The acting is equally great. Imogen Poots plays Amber, a concert attendee who gets sucked into this wild ride. Poots isn’t necessarily the lead, but she is the star. Her performance is nuanced and even. I’ve never thought of her as an actor with a lot of range, but she does a terrific job. Macon Blair isn’t a household name (yet), but he is special. He played the lead in Blue Ruin and blew me away. Saulnier has stated that he wants to be known as the director who found Macon Blair. The two are a match made in cinema heaven. Blair reminds me of a young Philip Seymour Hoffman. The ease with which he delivers Saulnier’s dialogue is a thing of beauty. Apart from Blair and Poots, the cast does an admirable job. Anton Yelchin is essentially the lead and has the majority of the dialogue, but he doesn’t give a transcendent performance. The biggest name attached to this project is Patrick Stewart. Stewart stars as Darcy, the owner of the venue that The Ain’t Rights is playing when all hell breaks loose. Darcy is also the leader of the group of neo-nazis that oppose the band. Stewart’s performance is surprisingly subdued. This is something that makes the atmosphere so natural. He never waivers and always has a plan. He is smart and acts with purpose.
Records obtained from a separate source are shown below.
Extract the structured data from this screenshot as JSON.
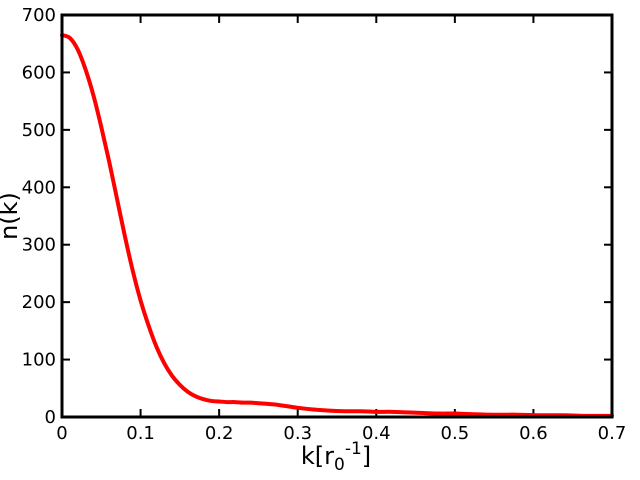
{
  "chart_data": {
    "type": "line",
    "title": "",
    "xlabel": "k[r0-1]",
    "xlabel_parts": {
      "base": "k[r",
      "sub": "0",
      "sup": "-1",
      "close": "]"
    },
    "ylabel": "n(k)",
    "xlim": [
      0,
      0.7
    ],
    "ylim": [
      0,
      700
    ],
    "xticks": [
      0,
      0.1,
      0.2,
      0.3,
      0.4,
      0.5,
      0.6,
      0.7
    ],
    "xtick_labels": [
      "0",
      "0.1",
      "0.2",
      "0.3",
      "0.4",
      "0.5",
      "0.6",
      "0.7"
    ],
    "yticks": [
      0,
      100,
      200,
      300,
      400,
      500,
      600,
      700
    ],
    "ytick_labels": [
      "0",
      "100",
      "200",
      "300",
      "400",
      "500",
      "600",
      "700"
    ],
    "grid": false,
    "series": [
      {
        "color": "#ff0000",
        "x": [
          0,
          0.01,
          0.02,
          0.03,
          0.04,
          0.05,
          0.06,
          0.07,
          0.08,
          0.09,
          0.1,
          0.11,
          0.12,
          0.13,
          0.14,
          0.15,
          0.16,
          0.17,
          0.18,
          0.19,
          0.2,
          0.21,
          0.22,
          0.23,
          0.24,
          0.25,
          0.26,
          0.27,
          0.28,
          0.29,
          0.3,
          0.32,
          0.34,
          0.36,
          0.38,
          0.4,
          0.42,
          0.44,
          0.46,
          0.48,
          0.5,
          0.52,
          0.55,
          0.58,
          0.61,
          0.64,
          0.67,
          0.7
        ],
        "y": [
          665,
          660,
          640,
          605,
          560,
          505,
          445,
          380,
          315,
          255,
          203,
          160,
          123,
          94,
          72,
          56,
          44,
          36,
          31,
          28,
          27,
          26,
          26,
          25,
          25,
          24,
          23,
          22,
          20,
          18,
          16,
          13,
          11,
          10,
          10,
          9,
          9,
          8,
          7,
          6,
          6,
          5,
          4,
          4,
          3,
          3,
          2,
          2
        ]
      }
    ]
  }
}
Green Room isn’t perfect, but it’s pretty close. The only problem I have with the film is that it doesn’t seem to say anything larger. Blue Ruin had strong themes about family and loss, but Green Room doesn’t seem to have any strong themes. The value of the film rests solely in the experience, which is unforgettable. Jeremy Saulnier is a clever writer and director. His dialogue is specific to him and unbelievably natural. Much like Tarantino, if you hear a line of Saulnier’s dialogue, you know its his. Saulnier has found a muse in Macon Blair, and I hope to see the two make many more films together. Imogen Poots is now fully on my radar, and I’m excited to see what choices she makes going forward. She has the potential to be a superstar as well as an award winner. Green Room is at its heart a horror film, and a very good one at that. When it’s all said and done, Nazi Punks are still the worst.